Misteriosamente, após criarem o milagre dos Portões, os Elohim desapareceram dos registros galácticos. Alguns acreditam que eles evoluíram para um estado de pura energia, abandonando seus corpos físicos. Outros dizem que deixaram Centauri para explorar os limites mais distantes da galáxia. Talvez eles ainda estejam entre nós, usando tecnologias avançadas para manterem-se escondidos de seres inferiores. Ou, quem sabe, sofreram o inevitável destino de todos os impérios e entraram em extinção há milhares de anos atrás.
Mas, apesar do aparente desaparecimento dos Elohim, o poder e a autoridade deles permanece. Aqueles que ousam violar as Leis recebem a punição primordial: suas naves se tornam incapazes de acessar os Portões do Paraíso. Ao serem cortadas do comércio interestelar, suas economias colapsam. Os avanços científicos são retardados. As tecnologias existentes começam a se degradar conforme os recursos se tornam escassos. Dependendo do crime, esse isolamento pode durar de anos há séculos, um golpe devastador para qualquer sociedade… e, muitas vezes, mortal.

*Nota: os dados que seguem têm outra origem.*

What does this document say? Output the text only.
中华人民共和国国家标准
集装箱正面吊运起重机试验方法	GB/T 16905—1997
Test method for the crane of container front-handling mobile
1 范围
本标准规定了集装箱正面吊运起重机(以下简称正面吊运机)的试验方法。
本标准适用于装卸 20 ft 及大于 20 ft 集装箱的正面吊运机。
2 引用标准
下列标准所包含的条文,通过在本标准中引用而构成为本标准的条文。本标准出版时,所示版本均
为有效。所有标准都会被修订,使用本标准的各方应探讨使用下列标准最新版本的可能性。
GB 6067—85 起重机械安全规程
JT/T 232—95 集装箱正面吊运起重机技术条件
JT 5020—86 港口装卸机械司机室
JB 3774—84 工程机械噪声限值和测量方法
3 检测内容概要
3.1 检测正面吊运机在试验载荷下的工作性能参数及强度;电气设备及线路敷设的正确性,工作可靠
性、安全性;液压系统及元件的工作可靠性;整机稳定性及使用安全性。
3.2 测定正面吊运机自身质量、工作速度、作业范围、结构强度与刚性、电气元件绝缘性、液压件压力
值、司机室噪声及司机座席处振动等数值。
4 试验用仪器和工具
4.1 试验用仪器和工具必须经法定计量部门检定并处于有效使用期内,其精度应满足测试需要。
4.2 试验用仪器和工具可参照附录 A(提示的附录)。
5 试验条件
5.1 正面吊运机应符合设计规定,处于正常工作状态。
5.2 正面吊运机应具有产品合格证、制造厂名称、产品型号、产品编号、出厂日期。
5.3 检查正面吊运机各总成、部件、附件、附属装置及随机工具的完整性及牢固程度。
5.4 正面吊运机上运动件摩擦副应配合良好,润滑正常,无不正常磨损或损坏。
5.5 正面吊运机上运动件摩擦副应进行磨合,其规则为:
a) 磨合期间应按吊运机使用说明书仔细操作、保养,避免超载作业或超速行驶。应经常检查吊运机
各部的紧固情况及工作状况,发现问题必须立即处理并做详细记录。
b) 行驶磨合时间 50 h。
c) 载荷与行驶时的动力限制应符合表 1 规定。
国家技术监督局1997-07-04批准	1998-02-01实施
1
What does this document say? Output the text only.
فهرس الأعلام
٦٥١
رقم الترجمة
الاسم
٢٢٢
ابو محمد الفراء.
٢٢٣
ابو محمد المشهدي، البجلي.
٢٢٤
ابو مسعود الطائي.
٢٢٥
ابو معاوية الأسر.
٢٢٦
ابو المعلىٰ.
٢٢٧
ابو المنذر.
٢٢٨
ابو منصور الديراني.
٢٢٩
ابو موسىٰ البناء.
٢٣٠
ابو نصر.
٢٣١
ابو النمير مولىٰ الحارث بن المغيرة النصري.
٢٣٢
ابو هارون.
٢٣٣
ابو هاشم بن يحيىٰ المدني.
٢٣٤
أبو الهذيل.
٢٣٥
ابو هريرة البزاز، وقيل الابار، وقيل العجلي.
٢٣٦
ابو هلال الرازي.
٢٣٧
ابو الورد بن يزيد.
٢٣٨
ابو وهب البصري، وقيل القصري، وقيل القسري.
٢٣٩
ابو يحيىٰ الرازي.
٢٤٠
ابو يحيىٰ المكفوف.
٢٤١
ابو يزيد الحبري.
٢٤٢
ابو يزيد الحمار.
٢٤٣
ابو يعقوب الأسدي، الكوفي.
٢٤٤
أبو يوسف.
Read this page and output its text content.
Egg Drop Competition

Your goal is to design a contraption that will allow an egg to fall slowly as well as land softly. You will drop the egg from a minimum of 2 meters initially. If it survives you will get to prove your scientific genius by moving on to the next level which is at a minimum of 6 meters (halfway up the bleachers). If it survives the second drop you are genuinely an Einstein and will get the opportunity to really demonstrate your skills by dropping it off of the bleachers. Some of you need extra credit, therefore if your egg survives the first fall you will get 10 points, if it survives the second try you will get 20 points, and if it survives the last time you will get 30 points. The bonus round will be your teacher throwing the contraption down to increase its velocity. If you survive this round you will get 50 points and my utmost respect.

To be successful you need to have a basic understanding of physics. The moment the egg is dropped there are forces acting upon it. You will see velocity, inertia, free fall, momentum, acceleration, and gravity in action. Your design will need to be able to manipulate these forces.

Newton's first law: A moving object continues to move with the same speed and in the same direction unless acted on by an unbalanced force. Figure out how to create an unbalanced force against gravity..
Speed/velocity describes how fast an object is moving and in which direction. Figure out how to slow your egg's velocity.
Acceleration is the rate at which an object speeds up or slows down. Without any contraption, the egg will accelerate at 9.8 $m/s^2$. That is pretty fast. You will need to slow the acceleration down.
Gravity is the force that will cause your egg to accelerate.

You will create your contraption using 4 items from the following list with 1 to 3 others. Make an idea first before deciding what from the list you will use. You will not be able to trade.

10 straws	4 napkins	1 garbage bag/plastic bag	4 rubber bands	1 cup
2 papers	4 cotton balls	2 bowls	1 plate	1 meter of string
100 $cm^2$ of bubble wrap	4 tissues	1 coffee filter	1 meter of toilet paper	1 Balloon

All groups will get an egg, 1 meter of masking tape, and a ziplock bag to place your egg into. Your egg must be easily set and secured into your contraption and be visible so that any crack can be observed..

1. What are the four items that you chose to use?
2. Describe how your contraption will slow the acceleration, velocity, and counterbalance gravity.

E quanto aos Elohim? Foram eles os seres divinos e altruístas que as lendas afirmam? Ou os Portões não foram um presente, mas uma maneira de estabelecer o domínio e controle de todo o aglomerado? Os Elohim permanecem aqui, observando o desenrolar da história de algum esconderijo secreto e levando justiça àqueles que desafiam a vontade deles? Ou os portões são controlados pelo fantasma de alguma inteligência artificial ancestral? Se ainda estão entre nós, como enxergam a luta da humanidade para se reerguer e encontrar o seu lugar ao lado dos Celestials?
Talvez nunca saibamos a verdade. Mas, por enquanto, os Elohim parecem nos tolerar… contanto que sigamos as suas regras.